Aaron Cohen - Downbeat "Kneebody Creating a New Language" At first, it seems that Kneebody chose a name that intentionally invited anonymity. After speaking to a couple members of the quintet, it becomes clear that they also took a firm stance against presenting a single bandleader. Equally crucial is that they wanted to invent a word that conveys no preconceived musical connotations.
"It's a nonsense word that my girlfriend came up with," said saxophonist Ben Wendel. "We wanted a short, memorable word with a nondefinable genre connection." This collaborative dismissal of categorical purity runs throughout Kneebody's self-titled debut on Greenleaf Music. Serene keyboard and woodwind lines are played on top of driving rock drums. Orchestrated electronic noise flows into classically formed melodies.

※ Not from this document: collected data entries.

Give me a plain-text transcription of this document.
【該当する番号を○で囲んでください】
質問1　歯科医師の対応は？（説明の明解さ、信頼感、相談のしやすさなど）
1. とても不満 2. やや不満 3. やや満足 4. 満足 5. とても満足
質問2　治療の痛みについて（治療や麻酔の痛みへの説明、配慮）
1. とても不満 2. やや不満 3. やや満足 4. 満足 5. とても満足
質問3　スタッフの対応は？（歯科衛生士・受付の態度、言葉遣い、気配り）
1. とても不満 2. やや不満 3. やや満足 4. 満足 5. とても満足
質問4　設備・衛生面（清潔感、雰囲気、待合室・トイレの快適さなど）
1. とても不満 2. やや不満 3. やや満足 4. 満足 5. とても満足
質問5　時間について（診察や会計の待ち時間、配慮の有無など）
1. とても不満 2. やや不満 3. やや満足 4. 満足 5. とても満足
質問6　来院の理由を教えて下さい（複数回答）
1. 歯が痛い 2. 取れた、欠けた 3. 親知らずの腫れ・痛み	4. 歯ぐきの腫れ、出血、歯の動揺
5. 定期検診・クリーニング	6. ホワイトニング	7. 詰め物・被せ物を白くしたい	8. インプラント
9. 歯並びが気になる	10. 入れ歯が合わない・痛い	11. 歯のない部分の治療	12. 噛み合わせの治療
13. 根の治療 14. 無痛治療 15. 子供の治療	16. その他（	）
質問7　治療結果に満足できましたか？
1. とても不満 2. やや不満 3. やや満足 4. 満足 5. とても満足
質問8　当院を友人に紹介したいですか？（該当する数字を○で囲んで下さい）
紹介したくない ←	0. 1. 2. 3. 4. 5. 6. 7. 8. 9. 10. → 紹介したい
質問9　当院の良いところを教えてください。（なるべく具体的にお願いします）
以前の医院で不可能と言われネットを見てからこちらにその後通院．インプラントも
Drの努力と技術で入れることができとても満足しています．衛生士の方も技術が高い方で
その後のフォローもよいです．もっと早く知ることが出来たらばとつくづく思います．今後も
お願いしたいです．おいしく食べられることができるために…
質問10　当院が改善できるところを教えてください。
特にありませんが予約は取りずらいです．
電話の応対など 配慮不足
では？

Each musical shift is episodic, rather than merely contrasting. Kneebody's hybrids stem from influences on both American coasts. Wendel met trumpeter Shane Endsley, keyboardist Adam Benjamin and bassist Kaveh Rastegar when they all attended the Eastman School of Music in Rochester, N.Y., during the late 1990's. As the individual musicians migrated among different jazz, rock and hip-hop groups, they performed together as a part of a weekly residency at the Temple Bar in Santa Monica, Calif., with drummer Nate Wood. "We basically wanted to do stuff that was less about standard form," Wendel said. All of which requires some rules to make it continually interesting. So Kneebody created their own.
Along with the musicians' compositions, they devised a language based on musical cues that each intrumentalist recognizes as a signal for immediately changing direction. Endsley describes how this works in terms of his composition "Break Me". "I wanted to have a middle section where we overdub these different layers and there's these short things going in and out," Endsley said. "So it's faster paced than what would normally be a solo section where it's one person at a time standing. We jump in and out and on top of each other, like people playing drum 'n' bass, but not with that stylistic sound."
While most of Kneebody has remained in the Los Angeles area, Endsley lives in Brooklyn. Trumpeter Dave Douglas started paying attention to him a few years ago and then asked if he had any projects for his recently launched Greenleaf Music label. As it happened, Kneebody had just finished recording its CD and Endsley presented it to Douglas. "Their music is a great direction for jazz musicians to go," Douglas said. "It's spontaneous and exciting. The writing is fresh, and the way they integrate it with improvising is unique."